In Ibodo v. Enarofia (1980) 5-7 SC. at p.57-8 cited to us by Dr. Odje, Aniagolu, J.S.C. laid down the requisites for the exercise of discretion in applications for extension of time to appeal and for leave to appeal which has been followed in subsequent cases –

“It cannot be over emphasised that where an Applicant required the Court to exercise its discretion for a grant of extension of time within which to appeal or within which to apply for leave to appeal, all the documents which it will be necessary for the Court to see in order to decide on the application must be exhibited. These normally should include, among others, the affidavits of the Applicant and/or his counsel; the judgments of the Courts below; the exhibits or so much of the exhibits on which the Applicants will rely to argue his application; his proposed grounds of appeal; where necessary the record of proceedings or so much of the record of proceedings as will enable the Court to found on the substantiality of those grounds based solely, or in the main, on the evidence given; the brief of the applicant’s argument, and any other document or documents which in the special circumstances of a particular case the Court will need to see in order to be able to decide on the matters in contest in the application.”

Respondent who was seeking the exercise of discretion based on the ruling against him did not even exhibit to his application the ruling appealed against. Accordingly the Court of Appeal purported to have exercised their discretion to grant leave to appeal and extension of time to appeal only on the Agreement between the parties and the proposed grounds of appeal. These are in my opinion clearly insufficient for the purpose of the exercise of discretion in such cases. I therefore agree with the submission of Dr. Odje. The contention of Dr. Mowoe that the point was not raised in the Court below is without merit. The fact is that the Court of Appeal has exercised a

discretion based on insufficient facts. This however is not the end of the matter. The question is whether in all the circumstances of this case the application for extension of time within which to appeal, or for leave to appeal merits any consideration.

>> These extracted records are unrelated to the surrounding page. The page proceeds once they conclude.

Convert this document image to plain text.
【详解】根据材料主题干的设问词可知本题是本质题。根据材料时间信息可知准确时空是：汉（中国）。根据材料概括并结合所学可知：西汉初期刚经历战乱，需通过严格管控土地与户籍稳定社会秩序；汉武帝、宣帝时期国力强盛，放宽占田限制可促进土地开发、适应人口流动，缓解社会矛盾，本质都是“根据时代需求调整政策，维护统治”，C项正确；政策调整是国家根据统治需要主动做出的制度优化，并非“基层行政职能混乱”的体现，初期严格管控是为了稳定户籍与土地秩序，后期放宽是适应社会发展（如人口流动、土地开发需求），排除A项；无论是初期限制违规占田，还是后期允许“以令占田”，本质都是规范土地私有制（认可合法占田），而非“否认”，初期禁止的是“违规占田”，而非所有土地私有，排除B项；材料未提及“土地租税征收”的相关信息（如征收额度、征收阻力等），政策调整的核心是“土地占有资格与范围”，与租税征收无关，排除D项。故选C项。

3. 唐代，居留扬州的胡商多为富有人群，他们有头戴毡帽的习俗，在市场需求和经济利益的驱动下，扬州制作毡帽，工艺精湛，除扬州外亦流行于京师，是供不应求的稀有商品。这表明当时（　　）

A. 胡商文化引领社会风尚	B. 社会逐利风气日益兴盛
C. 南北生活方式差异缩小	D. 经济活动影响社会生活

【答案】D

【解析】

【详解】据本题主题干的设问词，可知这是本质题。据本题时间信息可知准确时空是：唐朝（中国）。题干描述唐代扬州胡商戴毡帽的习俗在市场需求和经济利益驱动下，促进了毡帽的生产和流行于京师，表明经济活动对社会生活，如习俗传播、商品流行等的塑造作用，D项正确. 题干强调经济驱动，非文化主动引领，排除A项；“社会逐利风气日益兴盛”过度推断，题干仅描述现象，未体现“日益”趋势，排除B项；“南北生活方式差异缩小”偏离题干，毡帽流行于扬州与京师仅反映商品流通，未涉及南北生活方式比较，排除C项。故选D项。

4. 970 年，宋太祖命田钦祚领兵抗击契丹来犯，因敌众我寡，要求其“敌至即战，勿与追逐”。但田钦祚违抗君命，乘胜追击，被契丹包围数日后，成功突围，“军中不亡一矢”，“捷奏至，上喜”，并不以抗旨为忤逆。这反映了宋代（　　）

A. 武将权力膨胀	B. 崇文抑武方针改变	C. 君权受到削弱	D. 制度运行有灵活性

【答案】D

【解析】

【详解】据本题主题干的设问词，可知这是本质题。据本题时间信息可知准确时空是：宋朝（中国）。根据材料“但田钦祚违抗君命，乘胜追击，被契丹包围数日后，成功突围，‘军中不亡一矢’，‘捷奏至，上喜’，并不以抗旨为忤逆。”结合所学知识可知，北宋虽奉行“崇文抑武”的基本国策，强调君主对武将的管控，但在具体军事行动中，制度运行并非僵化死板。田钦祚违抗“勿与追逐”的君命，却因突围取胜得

We have before the ruling of the learned Judge the Agreement between the parties which has given rise to this action. The Respondent has not shown that in considering the circumstances it is just that the application should be granted.

The action is concerned with the interpretation of the agreement which has been terminated in accordance with its terms. It is therefore just that the application be refused. I too will allow this appeal which is hereby allowed. The ruling of the Court of Appeal is accordingly set aside. Respondents shall pay N500 as costs of this appeal to the Appellant.